Cette distinction devient particulièrement importante avec l’entrée en vigueur du cadre kényan sur les prestataires d’actifs virtuels. Le pays cherche désormais à savoir précisément quelles plateformes opèrent auprès de ses résidents, sous quelle licence et avec quelles protections pour les clients.
La CMA tient pour cela un registre public des acteurs autorisés au Kenya. Vérifier ce registre avant d’envoyer de l’argent devient d’autant plus important lorsque la plateforme utilise des références à des régulateurs étrangers pour rassurer ses utilisateurs.
Le signal d’alerte le plus classique reste pourtant beaucoup plus simple : promesse de rendement élevé, parrainage agressif, puis demande de frais supplémentaires lorsque le retrait devient impossible.

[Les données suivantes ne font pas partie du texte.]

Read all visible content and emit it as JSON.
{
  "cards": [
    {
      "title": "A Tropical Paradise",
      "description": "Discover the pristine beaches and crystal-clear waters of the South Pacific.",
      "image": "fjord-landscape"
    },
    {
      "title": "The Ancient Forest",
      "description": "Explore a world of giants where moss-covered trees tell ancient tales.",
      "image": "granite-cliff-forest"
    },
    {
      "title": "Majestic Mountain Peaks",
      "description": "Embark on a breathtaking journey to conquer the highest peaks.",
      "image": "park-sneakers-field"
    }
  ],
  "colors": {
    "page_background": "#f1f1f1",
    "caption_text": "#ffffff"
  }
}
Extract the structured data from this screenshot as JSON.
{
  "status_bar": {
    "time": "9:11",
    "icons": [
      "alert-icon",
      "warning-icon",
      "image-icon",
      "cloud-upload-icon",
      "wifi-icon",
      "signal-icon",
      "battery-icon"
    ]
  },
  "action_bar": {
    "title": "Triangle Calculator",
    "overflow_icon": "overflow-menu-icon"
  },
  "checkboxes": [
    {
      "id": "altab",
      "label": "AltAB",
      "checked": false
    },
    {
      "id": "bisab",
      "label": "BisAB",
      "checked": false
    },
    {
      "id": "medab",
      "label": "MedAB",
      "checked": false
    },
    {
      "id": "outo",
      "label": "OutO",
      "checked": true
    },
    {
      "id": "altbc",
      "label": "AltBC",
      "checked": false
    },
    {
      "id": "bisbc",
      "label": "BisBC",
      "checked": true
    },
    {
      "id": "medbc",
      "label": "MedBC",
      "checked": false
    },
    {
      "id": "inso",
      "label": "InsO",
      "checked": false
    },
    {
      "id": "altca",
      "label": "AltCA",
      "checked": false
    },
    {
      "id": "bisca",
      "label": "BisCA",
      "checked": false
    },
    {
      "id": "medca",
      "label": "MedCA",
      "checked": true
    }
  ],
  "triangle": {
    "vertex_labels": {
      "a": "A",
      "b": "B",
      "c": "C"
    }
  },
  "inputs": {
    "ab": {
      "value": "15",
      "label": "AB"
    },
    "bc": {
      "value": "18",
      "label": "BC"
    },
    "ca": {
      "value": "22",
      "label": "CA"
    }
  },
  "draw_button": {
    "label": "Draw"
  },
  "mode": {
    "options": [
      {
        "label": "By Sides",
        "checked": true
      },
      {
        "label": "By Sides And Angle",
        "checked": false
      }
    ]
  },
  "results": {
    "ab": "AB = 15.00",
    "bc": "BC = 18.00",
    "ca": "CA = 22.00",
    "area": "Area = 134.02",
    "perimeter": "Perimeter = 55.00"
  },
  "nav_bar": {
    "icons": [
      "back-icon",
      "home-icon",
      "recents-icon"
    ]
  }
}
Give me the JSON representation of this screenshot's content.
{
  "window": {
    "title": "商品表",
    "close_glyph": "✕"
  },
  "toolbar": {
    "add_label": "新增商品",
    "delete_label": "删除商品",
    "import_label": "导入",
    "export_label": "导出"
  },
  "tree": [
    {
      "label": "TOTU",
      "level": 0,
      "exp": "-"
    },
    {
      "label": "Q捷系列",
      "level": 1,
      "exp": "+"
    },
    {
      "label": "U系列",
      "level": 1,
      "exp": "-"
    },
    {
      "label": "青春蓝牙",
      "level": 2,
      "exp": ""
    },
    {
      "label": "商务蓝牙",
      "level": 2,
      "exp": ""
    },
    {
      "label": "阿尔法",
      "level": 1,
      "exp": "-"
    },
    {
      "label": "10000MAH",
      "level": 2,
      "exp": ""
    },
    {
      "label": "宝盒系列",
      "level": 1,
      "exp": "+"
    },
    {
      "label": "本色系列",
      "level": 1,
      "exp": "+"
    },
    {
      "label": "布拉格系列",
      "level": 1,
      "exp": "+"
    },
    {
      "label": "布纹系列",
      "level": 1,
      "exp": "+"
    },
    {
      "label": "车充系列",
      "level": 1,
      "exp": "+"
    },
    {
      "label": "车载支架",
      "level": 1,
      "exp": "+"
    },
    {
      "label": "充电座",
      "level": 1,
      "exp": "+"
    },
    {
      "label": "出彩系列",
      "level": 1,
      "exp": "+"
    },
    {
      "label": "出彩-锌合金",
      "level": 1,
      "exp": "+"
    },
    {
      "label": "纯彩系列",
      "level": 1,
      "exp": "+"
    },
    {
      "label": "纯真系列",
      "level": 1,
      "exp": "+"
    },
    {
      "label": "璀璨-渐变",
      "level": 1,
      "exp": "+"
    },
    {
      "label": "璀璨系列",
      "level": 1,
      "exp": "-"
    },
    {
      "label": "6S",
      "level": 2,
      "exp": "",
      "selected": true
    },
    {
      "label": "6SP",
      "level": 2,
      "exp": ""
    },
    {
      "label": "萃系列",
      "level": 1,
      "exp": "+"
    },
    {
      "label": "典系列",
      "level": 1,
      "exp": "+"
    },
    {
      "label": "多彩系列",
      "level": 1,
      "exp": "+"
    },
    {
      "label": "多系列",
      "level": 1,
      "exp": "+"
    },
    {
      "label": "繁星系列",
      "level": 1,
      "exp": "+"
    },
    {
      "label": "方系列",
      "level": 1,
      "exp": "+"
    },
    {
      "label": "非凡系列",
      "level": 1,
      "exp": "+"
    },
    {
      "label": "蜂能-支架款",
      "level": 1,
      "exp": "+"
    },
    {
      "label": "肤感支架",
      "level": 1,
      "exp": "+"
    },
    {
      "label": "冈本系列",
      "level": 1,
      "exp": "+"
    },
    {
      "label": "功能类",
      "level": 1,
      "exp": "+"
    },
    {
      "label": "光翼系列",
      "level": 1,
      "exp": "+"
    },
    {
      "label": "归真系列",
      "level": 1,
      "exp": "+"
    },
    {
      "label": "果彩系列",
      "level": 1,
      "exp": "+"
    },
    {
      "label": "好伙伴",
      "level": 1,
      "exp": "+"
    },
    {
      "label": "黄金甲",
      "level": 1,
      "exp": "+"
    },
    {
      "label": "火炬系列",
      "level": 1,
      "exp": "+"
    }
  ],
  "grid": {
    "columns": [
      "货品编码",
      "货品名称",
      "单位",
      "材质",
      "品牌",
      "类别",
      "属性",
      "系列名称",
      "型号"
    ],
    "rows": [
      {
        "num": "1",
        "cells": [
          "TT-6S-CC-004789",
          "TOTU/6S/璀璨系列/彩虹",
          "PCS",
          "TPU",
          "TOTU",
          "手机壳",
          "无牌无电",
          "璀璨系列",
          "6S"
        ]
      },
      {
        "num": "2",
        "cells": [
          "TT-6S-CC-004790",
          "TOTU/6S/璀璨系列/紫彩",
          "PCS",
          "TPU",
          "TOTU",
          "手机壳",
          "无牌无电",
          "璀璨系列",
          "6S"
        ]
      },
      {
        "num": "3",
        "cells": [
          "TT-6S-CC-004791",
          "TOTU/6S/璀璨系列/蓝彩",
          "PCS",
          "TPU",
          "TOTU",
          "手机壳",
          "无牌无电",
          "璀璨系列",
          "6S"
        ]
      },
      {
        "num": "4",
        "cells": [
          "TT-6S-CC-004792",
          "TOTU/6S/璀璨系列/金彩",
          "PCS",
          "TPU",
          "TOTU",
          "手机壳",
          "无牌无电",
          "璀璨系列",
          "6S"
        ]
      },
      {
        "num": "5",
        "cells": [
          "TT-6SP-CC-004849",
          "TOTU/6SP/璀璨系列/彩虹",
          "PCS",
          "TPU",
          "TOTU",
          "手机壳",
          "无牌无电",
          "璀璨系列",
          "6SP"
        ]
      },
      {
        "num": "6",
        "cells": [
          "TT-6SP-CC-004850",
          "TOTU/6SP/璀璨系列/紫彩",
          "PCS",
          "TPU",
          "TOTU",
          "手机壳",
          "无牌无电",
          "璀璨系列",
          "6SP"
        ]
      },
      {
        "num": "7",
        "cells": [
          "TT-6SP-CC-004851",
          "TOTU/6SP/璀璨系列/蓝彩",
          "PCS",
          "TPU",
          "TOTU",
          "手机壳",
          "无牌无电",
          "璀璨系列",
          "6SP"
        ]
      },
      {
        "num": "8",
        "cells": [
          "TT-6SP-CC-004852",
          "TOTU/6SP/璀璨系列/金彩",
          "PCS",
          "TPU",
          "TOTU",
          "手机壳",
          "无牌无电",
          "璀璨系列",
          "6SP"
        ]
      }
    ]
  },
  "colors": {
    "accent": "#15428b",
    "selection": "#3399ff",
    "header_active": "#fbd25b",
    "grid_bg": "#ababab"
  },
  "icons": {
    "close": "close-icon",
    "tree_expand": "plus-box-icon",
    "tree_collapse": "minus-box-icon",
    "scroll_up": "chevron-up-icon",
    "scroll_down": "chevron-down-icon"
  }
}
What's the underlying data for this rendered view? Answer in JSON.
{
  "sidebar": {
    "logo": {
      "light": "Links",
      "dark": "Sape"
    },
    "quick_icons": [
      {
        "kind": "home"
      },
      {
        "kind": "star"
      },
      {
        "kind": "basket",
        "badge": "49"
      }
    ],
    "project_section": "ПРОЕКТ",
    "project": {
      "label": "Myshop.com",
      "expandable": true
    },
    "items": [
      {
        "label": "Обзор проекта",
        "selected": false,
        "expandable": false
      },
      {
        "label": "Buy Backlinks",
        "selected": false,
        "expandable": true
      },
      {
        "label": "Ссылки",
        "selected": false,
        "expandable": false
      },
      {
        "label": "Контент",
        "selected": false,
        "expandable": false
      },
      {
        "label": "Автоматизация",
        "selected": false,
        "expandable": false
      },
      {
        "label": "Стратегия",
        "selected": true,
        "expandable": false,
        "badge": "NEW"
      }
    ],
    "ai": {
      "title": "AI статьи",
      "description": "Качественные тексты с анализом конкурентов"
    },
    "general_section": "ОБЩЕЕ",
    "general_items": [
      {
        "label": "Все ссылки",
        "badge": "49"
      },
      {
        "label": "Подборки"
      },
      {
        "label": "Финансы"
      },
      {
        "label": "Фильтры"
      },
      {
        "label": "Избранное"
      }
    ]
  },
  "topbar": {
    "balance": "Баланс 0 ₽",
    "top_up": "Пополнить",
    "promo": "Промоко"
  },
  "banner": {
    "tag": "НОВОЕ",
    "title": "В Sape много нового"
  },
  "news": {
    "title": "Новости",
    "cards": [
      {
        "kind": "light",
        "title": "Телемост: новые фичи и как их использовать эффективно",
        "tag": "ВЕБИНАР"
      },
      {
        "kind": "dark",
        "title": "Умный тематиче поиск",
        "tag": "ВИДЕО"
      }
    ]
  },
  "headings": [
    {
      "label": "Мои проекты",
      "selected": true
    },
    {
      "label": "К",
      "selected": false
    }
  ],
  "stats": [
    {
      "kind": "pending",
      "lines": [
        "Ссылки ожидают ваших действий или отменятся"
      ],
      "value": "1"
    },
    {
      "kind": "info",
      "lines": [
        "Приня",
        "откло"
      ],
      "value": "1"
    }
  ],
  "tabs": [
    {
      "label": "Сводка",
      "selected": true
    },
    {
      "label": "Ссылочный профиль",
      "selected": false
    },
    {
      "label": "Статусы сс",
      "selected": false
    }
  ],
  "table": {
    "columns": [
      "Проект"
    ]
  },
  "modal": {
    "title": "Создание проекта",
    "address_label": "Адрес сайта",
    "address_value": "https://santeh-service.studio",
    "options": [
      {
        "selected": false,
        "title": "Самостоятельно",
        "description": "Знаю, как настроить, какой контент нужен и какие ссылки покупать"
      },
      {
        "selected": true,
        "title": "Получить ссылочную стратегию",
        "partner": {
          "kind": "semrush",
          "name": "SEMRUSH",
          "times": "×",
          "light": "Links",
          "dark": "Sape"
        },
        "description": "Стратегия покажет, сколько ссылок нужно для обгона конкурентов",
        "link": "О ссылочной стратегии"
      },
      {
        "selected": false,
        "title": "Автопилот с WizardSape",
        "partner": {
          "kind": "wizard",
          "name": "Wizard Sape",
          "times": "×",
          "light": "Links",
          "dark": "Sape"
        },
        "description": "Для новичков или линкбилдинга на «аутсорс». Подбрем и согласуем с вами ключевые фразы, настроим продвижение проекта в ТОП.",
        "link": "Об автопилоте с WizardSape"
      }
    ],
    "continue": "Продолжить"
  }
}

QVSE et CBEX montrent aussi les limites de l’intervention réglementaire tardive. Une alerte publique peut empêcher de nouveaux dépôts. Elle récupère beaucoup plus difficilement des USDT déjà transférés ou des fonds envoyés vers une structure étrangère.
Pour le Kenya, le prochain enjeu sera donc moins de publier davantage de listes que de détecter ces plateformes avant qu’elles n’atteignent des milliers d’utilisateurs.
Les quinze noms publiés cette semaine ne constituent probablement pas la fin du problème. Ils donnent surtout une photographie d’un marché où crypto, forex, fausses licences et promesses de rendement rapide se mélangent de plus en plus facilement.